The best time to be wearing a baseball cap is if you’re playing baseball. It is also acceptable while mowing the lawn or working out. Under no circumstance is it acceptable to wear any sort of hat while eating, and generally speaking, hats should be removed while indoors.
The key principle to keep in mind here is that a gentleman never tries to appear to be something he is not. If you’re 50, glory in your hard won experience, leaving the superficial things of youth for the young. The more important things of youth - physical fitness, ambition, lust – these you can try to retain. But you’re not in college anymore, and there is nothing good about looking like you are. Dress like a fit stylish 50 year old man, not like a kid.
Men of all ages look good in a well tailored suit, with a nice shirt and tie. A gentleman may dress casually, as appropriate to the occasion, but never looks like a slob, even in his own home. Contrary to Hollywood example, it's okay to make an effort to look presentable; nice slacks rather than jeans, a tie when appropriate, a sports jacket is often nice. The current Hollywood ethos is that the higher you are on the food chain, the less of an effort you need to “dress up”. The current thinking is only that “servants” of one type or another need to wear a suit and tie, while those at the top are free to express their superiority by looking as sloppy as possible. In this regard, its instructive to compare the look of modern movies stars off-the-job with current stars at leisure; the latter could easily be mistaken for homeless or destitute. Or, for an even more jarring comparison, find a picture of those poor souls waiting in food lines during the depression. As sad as they may be, the men are all wearing hats, and most of them coats and ties. The sad truth is that an unemployed man from the 1930s is typically better dressed than a millionaire from the early 21st century.

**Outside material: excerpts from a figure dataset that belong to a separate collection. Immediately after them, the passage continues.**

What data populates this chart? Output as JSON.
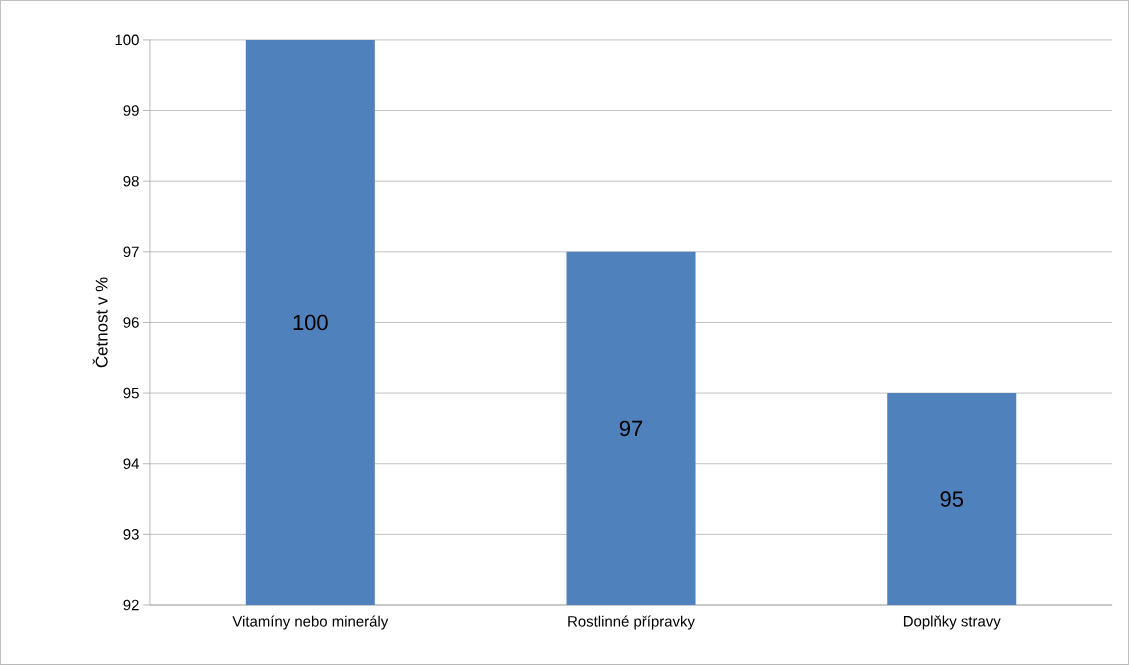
{
  "chart_data": {
    "type": "bar",
    "ylabel": "Četnost v %",
    "categories": [
      "Vitamíny nebo minerály",
      "Rostlinné přípravky",
      "Doplňky stravy"
    ],
    "values": [
      100,
      97,
      95
    ],
    "color": "#4f81bd",
    "ylim": [
      92,
      100
    ],
    "yticks": [
      92,
      93,
      94,
      95,
      96,
      97,
      98,
      99,
      100
    ],
    "grid": "y",
    "data_labels": true
  }
}
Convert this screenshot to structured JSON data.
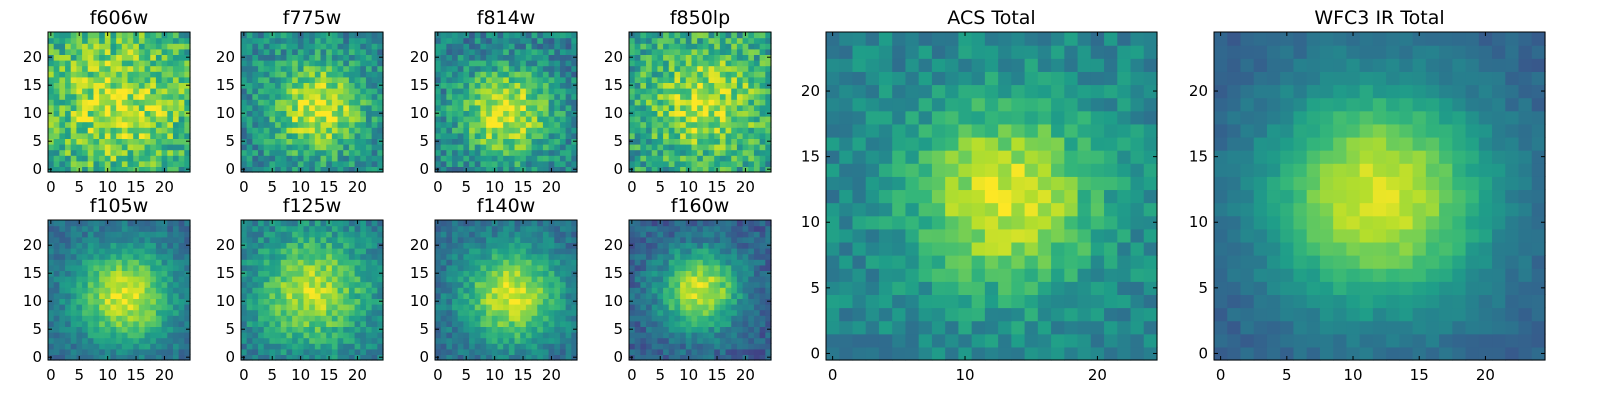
{
  "chart_data": {
    "type": "heatmap",
    "colormap": "viridis",
    "panels": [
      {
        "name": "panel-f606w",
        "title": "f606w",
        "x_ticks": [
          0,
          5,
          10,
          15,
          20
        ],
        "y_ticks": [
          0,
          5,
          10,
          15,
          20
        ],
        "xlim": [
          -0.5,
          24.5
        ],
        "ylim": [
          -0.5,
          24.5
        ],
        "grid_size": 25,
        "center": [
          12,
          12
        ],
        "spread": 9,
        "noise": 0.42,
        "level": 0.55,
        "peak": 0.35,
        "seed": 11
      },
      {
        "name": "panel-f775w",
        "title": "f775w",
        "x_ticks": [
          0,
          5,
          10,
          15,
          20
        ],
        "y_ticks": [
          0,
          5,
          10,
          15,
          20
        ],
        "xlim": [
          -0.5,
          24.5
        ],
        "ylim": [
          -0.5,
          24.5
        ],
        "grid_size": 25,
        "center": [
          13,
          11
        ],
        "spread": 6,
        "noise": 0.35,
        "level": 0.45,
        "peak": 0.5,
        "seed": 23
      },
      {
        "name": "panel-f814w",
        "title": "f814w",
        "x_ticks": [
          0,
          5,
          10,
          15,
          20
        ],
        "y_ticks": [
          0,
          5,
          10,
          15,
          20
        ],
        "xlim": [
          -0.5,
          24.5
        ],
        "ylim": [
          -0.5,
          24.5
        ],
        "grid_size": 25,
        "center": [
          12,
          10
        ],
        "spread": 6,
        "noise": 0.35,
        "level": 0.42,
        "peak": 0.52,
        "seed": 37
      },
      {
        "name": "panel-f850lp",
        "title": "f850lp",
        "x_ticks": [
          0,
          5,
          10,
          15,
          20
        ],
        "y_ticks": [
          0,
          5,
          10,
          15,
          20
        ],
        "xlim": [
          -0.5,
          24.5
        ],
        "ylim": [
          -0.5,
          24.5
        ],
        "grid_size": 25,
        "center": [
          13,
          12
        ],
        "spread": 7,
        "noise": 0.4,
        "level": 0.55,
        "peak": 0.35,
        "seed": 41
      },
      {
        "name": "panel-f105w",
        "title": "f105w",
        "x_ticks": [
          0,
          5,
          10,
          15,
          20
        ],
        "y_ticks": [
          0,
          5,
          10,
          15,
          20
        ],
        "xlim": [
          -0.5,
          24.5
        ],
        "ylim": [
          -0.5,
          24.5
        ],
        "grid_size": 25,
        "center": [
          13,
          11
        ],
        "spread": 6,
        "noise": 0.2,
        "level": 0.35,
        "peak": 0.6,
        "seed": 53
      },
      {
        "name": "panel-f125w",
        "title": "f125w",
        "x_ticks": [
          0,
          5,
          10,
          15,
          20
        ],
        "y_ticks": [
          0,
          5,
          10,
          15,
          20
        ],
        "xlim": [
          -0.5,
          24.5
        ],
        "ylim": [
          -0.5,
          24.5
        ],
        "grid_size": 25,
        "center": [
          12,
          12
        ],
        "spread": 7,
        "noise": 0.25,
        "level": 0.4,
        "peak": 0.5,
        "seed": 67
      },
      {
        "name": "panel-f140w",
        "title": "f140w",
        "x_ticks": [
          0,
          5,
          10,
          15,
          20
        ],
        "y_ticks": [
          0,
          5,
          10,
          15,
          20
        ],
        "xlim": [
          -0.5,
          24.5
        ],
        "ylim": [
          -0.5,
          24.5
        ],
        "grid_size": 25,
        "center": [
          13,
          11
        ],
        "spread": 6,
        "noise": 0.22,
        "level": 0.35,
        "peak": 0.6,
        "seed": 79
      },
      {
        "name": "panel-f160w",
        "title": "f160w",
        "x_ticks": [
          0,
          5,
          10,
          15,
          20
        ],
        "y_ticks": [
          0,
          5,
          10,
          15,
          20
        ],
        "xlim": [
          -0.5,
          24.5
        ],
        "ylim": [
          -0.5,
          24.5
        ],
        "grid_size": 25,
        "center": [
          12,
          12
        ],
        "spread": 5,
        "noise": 0.22,
        "level": 0.3,
        "peak": 0.65,
        "seed": 83
      },
      {
        "name": "panel-acs-total",
        "title": "ACS Total",
        "x_ticks": [
          0,
          10,
          20
        ],
        "y_ticks": [
          0,
          5,
          10,
          15,
          20
        ],
        "xlim": [
          -0.5,
          24.5
        ],
        "ylim": [
          -0.5,
          24.5
        ],
        "grid_size": 25,
        "center": [
          13,
          12
        ],
        "spread": 5,
        "noise": 0.22,
        "level": 0.45,
        "peak": 0.5,
        "seed": 97
      },
      {
        "name": "panel-wfc3-ir-total",
        "title": "WFC3 IR Total",
        "x_ticks": [
          0,
          5,
          10,
          15,
          20
        ],
        "y_ticks": [
          0,
          5,
          10,
          15,
          20
        ],
        "xlim": [
          -0.5,
          24.5
        ],
        "ylim": [
          -0.5,
          24.5
        ],
        "grid_size": 25,
        "center": [
          12,
          12
        ],
        "spread": 6,
        "noise": 0.1,
        "level": 0.3,
        "peak": 0.65,
        "seed": 101
      }
    ]
  }
}
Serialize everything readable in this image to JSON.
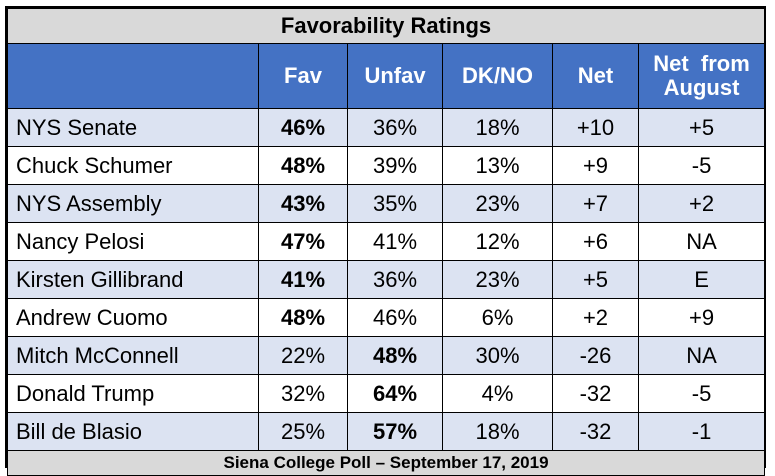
{
  "chart_data": {
    "type": "table",
    "title": "Favorability Ratings",
    "columns": [
      "",
      "Fav",
      "Unfav",
      "DK/NO",
      "Net",
      "Net  from August"
    ],
    "rows": [
      {
        "name": "NYS Senate",
        "fav": "46%",
        "unfav": "36%",
        "dkno": "18%",
        "net": "+10",
        "net_aug": "+5",
        "bold": "fav",
        "net_neg": false,
        "aug_neg": false
      },
      {
        "name": "Chuck Schumer",
        "fav": "48%",
        "unfav": "39%",
        "dkno": "13%",
        "net": "+9",
        "net_aug": "-5",
        "bold": "fav",
        "net_neg": false,
        "aug_neg": true
      },
      {
        "name": "NYS Assembly",
        "fav": "43%",
        "unfav": "35%",
        "dkno": "23%",
        "net": "+7",
        "net_aug": "+2",
        "bold": "fav",
        "net_neg": false,
        "aug_neg": false
      },
      {
        "name": "Nancy Pelosi",
        "fav": "47%",
        "unfav": "41%",
        "dkno": "12%",
        "net": "+6",
        "net_aug": "NA",
        "bold": "fav",
        "net_neg": false,
        "aug_neg": false
      },
      {
        "name": "Kirsten Gillibrand",
        "fav": "41%",
        "unfav": "36%",
        "dkno": "23%",
        "net": "+5",
        "net_aug": "E",
        "bold": "fav",
        "net_neg": false,
        "aug_neg": false
      },
      {
        "name": "Andrew Cuomo",
        "fav": "48%",
        "unfav": "46%",
        "dkno": "6%",
        "net": "+2",
        "net_aug": "+9",
        "bold": "fav",
        "net_neg": false,
        "aug_neg": false
      },
      {
        "name": "Mitch McConnell",
        "fav": "22%",
        "unfav": "48%",
        "dkno": "30%",
        "net": "-26",
        "net_aug": "NA",
        "bold": "unfav",
        "net_neg": true,
        "aug_neg": false
      },
      {
        "name": "Donald Trump",
        "fav": "32%",
        "unfav": "64%",
        "dkno": "4%",
        "net": "-32",
        "net_aug": "-5",
        "bold": "unfav",
        "net_neg": true,
        "aug_neg": true
      },
      {
        "name": "Bill de Blasio",
        "fav": "25%",
        "unfav": "57%",
        "dkno": "18%",
        "net": "-32",
        "net_aug": "-1",
        "bold": "unfav",
        "net_neg": true,
        "aug_neg": true
      }
    ],
    "footer": "Siena College Poll – September 17, 2019",
    "colors": {
      "header_bg": "#4472c4",
      "band_bg": "#dce3f2",
      "title_bg": "#d9d9d9",
      "negative": "#ff0000"
    }
  }
}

You don’t need to model your look after anyone; not a movie star, certainly not an athlete, not the pictures from a magazine. Appreciate the craft of nicely made articles of clothing, wear them in a way that makes you feel confident and, as always, aim to be your best self, rather than someone else.
We men have dragged our juvenile getups into maturity, our sneakers and T-shirts and jeans and baseball caps. There was a time when the costume worn by a child and an adult were pretty much distinct. That time is over.
"I'm 47 years old," designer Domenico Dolce of Dolce and Gabbana says, "I want to dress like a man, not a boy."
A man's style is best judged by what he wears when no one's looking. Even if you're just reading the paper alone on a Saturday morning, it makes a difference.